Several times we were forced to hide anywhere we could. We holed up in utility closets, offices, and even the commissary’s freezer. There was nothing we could do but wait in these hiding spots until the danger passed. It slowed our advance. What would have been a long jog turned into days of extreme avoidance tactics.

It kept us alive, but we also needed time to rest. We took turns taking watch, and my altered sleep schedule enabled me to stand guard more often. If any infected approached our position, I would wake the others if they tossed or talked in their sleep. Smith had a problem with the latter, verbally fighting some unseen horror in her dreams.
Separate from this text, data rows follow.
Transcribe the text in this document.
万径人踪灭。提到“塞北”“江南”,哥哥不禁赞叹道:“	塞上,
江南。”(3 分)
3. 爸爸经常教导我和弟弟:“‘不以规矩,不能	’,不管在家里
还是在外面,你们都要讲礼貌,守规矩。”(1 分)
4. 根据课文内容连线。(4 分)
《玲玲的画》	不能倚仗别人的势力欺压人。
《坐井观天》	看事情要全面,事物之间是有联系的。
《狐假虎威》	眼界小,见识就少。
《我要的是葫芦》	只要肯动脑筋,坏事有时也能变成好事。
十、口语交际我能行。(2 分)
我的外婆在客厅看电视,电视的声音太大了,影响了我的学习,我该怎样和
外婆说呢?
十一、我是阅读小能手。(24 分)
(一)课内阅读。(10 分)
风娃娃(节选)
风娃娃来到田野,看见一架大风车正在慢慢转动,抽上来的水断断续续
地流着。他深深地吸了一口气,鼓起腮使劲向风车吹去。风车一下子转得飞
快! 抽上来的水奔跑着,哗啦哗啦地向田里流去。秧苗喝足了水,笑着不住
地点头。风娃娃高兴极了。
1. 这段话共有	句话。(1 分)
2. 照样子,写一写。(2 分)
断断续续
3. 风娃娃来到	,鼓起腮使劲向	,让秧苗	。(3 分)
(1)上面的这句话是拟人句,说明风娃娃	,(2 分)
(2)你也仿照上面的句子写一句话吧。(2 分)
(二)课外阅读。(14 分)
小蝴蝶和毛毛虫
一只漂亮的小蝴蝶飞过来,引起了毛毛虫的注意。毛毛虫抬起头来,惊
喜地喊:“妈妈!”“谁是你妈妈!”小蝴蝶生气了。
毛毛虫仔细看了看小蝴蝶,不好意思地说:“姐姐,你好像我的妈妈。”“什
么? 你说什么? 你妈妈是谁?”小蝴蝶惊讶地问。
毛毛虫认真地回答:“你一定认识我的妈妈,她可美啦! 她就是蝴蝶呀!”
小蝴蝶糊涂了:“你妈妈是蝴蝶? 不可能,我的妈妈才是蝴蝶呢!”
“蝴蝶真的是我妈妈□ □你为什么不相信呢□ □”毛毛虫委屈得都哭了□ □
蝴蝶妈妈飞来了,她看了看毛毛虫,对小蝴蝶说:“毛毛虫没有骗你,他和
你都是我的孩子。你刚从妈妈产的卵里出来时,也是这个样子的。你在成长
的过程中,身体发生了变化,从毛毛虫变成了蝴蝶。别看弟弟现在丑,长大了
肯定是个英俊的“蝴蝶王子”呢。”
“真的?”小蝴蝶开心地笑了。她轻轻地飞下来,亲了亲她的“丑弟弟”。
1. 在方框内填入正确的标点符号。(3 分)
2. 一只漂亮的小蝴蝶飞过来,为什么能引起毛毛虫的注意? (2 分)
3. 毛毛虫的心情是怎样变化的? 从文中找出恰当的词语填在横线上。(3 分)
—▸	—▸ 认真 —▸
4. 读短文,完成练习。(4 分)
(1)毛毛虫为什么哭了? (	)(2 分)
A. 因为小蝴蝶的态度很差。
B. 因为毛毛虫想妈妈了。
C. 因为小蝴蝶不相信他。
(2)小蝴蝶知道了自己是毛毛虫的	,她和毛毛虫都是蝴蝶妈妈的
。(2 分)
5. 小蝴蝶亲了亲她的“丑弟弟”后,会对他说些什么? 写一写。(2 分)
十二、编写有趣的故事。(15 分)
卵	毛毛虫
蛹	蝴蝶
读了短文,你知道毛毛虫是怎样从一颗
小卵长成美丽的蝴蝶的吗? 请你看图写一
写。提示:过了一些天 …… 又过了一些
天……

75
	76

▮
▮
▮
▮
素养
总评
Faint vibrations stalked us. Tseaton confirmed that the rest of the city’s power stations and backup generators were beginning to break down. Those distant rumblings came from those that failed catastrophically. The blackouts would reach us in time, but Tseaton reassured us. He explained that the life support systems switched over to an independent grid of solar arrays and battery banks in the event of total electrical failure.

My first and closest encounter with the infected thus far came when we hid inside the fitness center. Tseaton and I scrounged around the triple-weighted dumbbells and found a few foam mats to make beds from. We switched off the lights, and Smith took the next watch, but sleep evaded me. Her icy nocturnal gaze made me anxious, so I turned away and curled up beside the door, beneath the viewport window.

Scraping steps of the migrating infected passed right by us. Their labored breathing pierced every crack and crevice like a hundred crusted billows dusting the hall. Their rancid smell permeated the air vents and turned my eyes watery. The dim light from the window over me was blotted out by the silhouette of a head looming large, and when it turned sideways, I could make out the jagged outline of where a jaw ought to have been.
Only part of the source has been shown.